Delete documents by timestamp

I am using ELK, and some of my indexes are getting large. I would like to delete some documents that fir provided timeframe. For example, delete all documents in certain time range.
I am using 5.3.2 ElasticSearch

I use Kibana to issue queries to ES.

Thank you.

You need to use https://www.elastic.co/guide/en/elasticsearch/reference/5.4/docs-delete-by-query.html unless you are using time based indices.

Each of my documents has a @timestamp when it was indexed.

Are you using time-based indices?

I am sorry if I do not understand exactly, but I will try to answer :slight_smile:

Whenever a log is written as document, a @timestamp is appended at the time of the log creation.

If you are writing into a single index, and not using a time-based one, e.g. logstash-2017.07.06, you will need to use delete-by-query which Mark linked to. This is generally much less efficient than simply dropping whole indices if you are using indices per time period.

1 Like

Yes. I am writing in to single index.

This is what I have come up with:

POST myindex/_delete_by_query
{
"query": {
"range" : {
"@timestamp" : {
"gte" : "09/02/2017",
"lte" : "11/02/2017",
"format": "dd/MM/yyyy||yyyy"
}
}
}
}

And it works.

Thank you for your suggestions :slight_smile:

1 Like

You should really change to time based indices.

1 Like

Just to recap if I understand it correctly.

You suggest that I create an index per day worth of logs. For example, in my folder application generates logs with a datestamp, something like: mylog.log.2017-06-06.

And then I should create an index with the same name. Doing that, I can simply delete indexes that I do not wish.
Did I understand it correctly?

Yep!
Daily, weekly or monthly is better than a single index/

I see your point. But if I were to make a search on some of the indexes, and I would like to make deeper (several months in the past) search, then would it not complicate my queries?

If I have indexes based on days, than I would take all of them in to account. Or even if I have them broken by months, then also if I wish to do annual search, than I would need to group the somehow?

Currently, I am using Kibana to show me some statistics for one year or so.

Am I missing something? :slight_smile:

Thanks

No, Kibana has intelligence built into it to take this into account and will only query the indices it needs based on the requested timestamps.

Wow, I did not know that. So I might have 365 indexes, which is a Year worth... and Kibana will simply ignore it? I mean figure it out and make whatever 'joins' internally?
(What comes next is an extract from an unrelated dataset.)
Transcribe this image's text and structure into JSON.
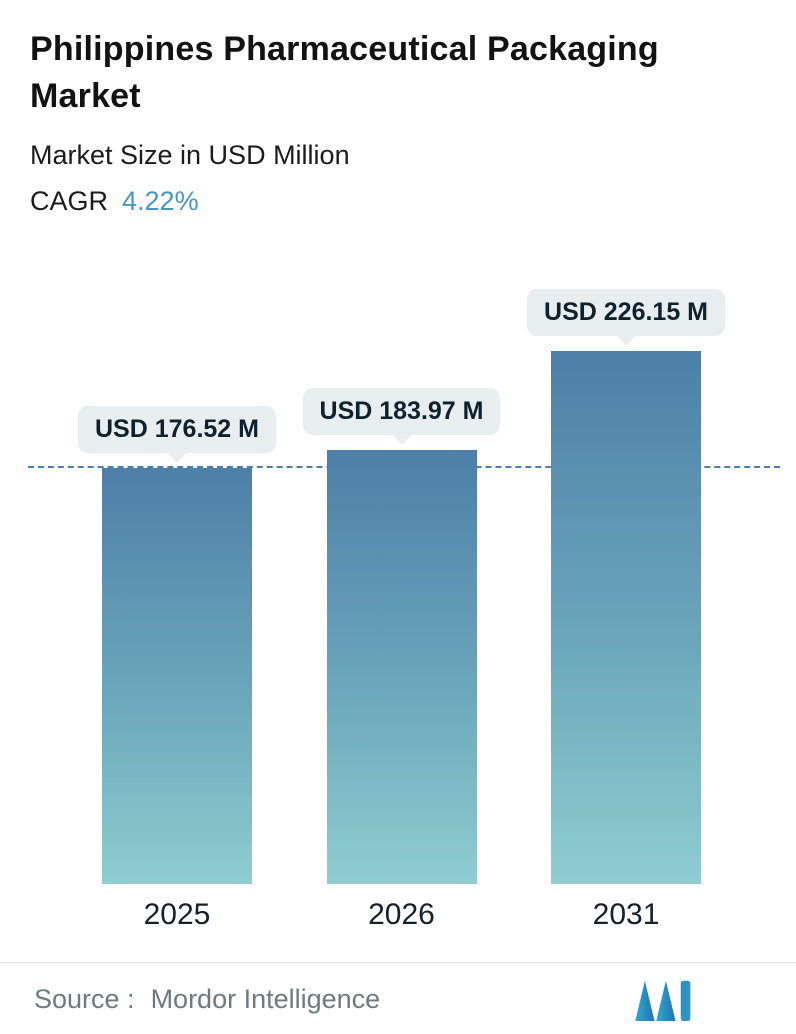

That's the high level idea, yes :slight_smile:

1 Like

Are there any other benefits to have many indexes vs one big? In terms of speed or performance?
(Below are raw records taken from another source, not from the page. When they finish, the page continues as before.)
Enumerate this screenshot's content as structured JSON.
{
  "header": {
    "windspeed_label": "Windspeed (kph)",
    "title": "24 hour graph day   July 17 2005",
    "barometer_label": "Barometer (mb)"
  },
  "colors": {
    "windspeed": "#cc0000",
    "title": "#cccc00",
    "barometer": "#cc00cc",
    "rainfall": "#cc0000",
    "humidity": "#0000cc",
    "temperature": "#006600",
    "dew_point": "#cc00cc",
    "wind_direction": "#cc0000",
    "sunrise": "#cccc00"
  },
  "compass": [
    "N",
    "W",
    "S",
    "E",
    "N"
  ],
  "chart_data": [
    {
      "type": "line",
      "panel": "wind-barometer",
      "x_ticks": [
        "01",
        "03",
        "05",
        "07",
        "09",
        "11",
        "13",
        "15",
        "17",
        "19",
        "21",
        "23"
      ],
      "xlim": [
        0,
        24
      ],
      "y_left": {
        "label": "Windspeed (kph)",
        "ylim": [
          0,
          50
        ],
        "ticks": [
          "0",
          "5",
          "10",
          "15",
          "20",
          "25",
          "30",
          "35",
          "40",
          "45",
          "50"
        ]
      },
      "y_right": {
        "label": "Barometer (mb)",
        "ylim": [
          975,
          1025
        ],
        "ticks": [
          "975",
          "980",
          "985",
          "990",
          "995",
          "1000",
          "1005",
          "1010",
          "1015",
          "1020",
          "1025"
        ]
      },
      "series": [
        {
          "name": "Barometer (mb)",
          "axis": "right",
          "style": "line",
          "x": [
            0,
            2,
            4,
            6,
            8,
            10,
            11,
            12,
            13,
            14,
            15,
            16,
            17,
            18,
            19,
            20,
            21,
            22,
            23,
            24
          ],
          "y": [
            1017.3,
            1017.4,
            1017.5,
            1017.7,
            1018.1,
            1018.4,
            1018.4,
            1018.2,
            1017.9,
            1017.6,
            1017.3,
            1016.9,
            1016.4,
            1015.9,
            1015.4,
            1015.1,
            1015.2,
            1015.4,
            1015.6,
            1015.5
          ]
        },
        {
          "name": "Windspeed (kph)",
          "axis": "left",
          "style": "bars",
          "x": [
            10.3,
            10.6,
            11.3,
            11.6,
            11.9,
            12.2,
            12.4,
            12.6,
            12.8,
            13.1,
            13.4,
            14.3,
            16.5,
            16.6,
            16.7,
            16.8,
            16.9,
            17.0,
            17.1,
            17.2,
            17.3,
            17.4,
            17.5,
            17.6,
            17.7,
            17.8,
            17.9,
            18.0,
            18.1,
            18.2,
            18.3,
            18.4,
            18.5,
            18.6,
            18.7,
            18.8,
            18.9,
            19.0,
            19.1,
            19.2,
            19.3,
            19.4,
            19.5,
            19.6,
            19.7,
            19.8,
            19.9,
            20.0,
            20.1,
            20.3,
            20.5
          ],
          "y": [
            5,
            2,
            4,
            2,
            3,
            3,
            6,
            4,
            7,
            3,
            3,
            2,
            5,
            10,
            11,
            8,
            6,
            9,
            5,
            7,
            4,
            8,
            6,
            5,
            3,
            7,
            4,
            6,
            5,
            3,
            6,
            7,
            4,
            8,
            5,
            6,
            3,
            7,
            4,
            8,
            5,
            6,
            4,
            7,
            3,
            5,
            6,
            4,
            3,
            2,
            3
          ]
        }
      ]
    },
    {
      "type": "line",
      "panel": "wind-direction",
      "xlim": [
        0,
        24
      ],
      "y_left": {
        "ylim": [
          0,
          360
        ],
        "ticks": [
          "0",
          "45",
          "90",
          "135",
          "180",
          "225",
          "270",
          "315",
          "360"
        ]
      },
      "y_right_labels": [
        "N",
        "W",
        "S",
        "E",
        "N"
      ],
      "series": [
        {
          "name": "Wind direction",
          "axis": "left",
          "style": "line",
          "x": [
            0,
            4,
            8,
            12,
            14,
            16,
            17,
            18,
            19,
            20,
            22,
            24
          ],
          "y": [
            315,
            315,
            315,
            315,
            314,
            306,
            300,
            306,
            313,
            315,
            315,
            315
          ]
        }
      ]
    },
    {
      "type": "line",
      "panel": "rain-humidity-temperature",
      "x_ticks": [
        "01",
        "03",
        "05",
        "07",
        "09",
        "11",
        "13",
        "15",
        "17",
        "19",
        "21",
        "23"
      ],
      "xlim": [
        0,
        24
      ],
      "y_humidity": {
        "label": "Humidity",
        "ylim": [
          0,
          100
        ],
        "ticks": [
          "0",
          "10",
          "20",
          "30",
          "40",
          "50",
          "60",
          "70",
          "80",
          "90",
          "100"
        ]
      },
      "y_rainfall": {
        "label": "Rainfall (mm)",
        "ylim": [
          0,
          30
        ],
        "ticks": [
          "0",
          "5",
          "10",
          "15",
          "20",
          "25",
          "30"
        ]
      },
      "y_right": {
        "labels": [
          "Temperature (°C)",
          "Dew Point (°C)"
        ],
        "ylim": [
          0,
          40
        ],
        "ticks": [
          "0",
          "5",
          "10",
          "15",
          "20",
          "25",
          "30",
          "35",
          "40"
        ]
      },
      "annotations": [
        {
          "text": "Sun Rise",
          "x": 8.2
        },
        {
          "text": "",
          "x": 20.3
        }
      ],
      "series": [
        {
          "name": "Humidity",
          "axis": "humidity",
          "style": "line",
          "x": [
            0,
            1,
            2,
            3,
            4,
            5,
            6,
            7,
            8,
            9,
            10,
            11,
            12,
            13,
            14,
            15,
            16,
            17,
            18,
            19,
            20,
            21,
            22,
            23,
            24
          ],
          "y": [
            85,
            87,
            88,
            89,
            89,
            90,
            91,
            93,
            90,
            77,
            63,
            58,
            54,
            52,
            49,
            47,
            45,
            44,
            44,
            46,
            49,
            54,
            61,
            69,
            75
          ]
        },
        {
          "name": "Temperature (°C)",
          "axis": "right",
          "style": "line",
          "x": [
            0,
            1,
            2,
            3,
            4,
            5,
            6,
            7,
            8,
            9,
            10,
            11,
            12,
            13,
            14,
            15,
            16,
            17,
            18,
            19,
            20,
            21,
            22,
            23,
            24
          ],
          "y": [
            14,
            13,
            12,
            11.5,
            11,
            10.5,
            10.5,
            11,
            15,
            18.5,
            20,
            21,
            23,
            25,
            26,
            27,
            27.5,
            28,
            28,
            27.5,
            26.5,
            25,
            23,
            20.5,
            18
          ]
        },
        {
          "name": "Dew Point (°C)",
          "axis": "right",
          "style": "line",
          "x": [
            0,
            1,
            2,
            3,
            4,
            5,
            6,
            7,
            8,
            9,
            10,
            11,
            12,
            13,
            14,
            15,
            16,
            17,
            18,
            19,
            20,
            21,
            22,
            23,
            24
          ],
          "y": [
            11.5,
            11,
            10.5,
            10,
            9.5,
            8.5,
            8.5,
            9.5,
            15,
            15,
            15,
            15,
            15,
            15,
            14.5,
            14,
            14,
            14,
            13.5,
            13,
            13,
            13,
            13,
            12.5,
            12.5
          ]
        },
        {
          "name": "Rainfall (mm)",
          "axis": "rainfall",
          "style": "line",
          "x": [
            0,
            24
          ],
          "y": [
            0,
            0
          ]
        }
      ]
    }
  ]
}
It's much easier to manage retention.

But unless you have too many shards then there's no real difference.

If your data volumes allow for a single index, I would probably recommend switching to monthly rather than daily indices. As data is allocated to indices based on timestamp, Kibana can limit the number of indices queried to only the ones that hold data relevant to that period, which can result in less data queried.

1 Like

This topic was automatically closed 28 days after the last reply. New replies are no longer allowed.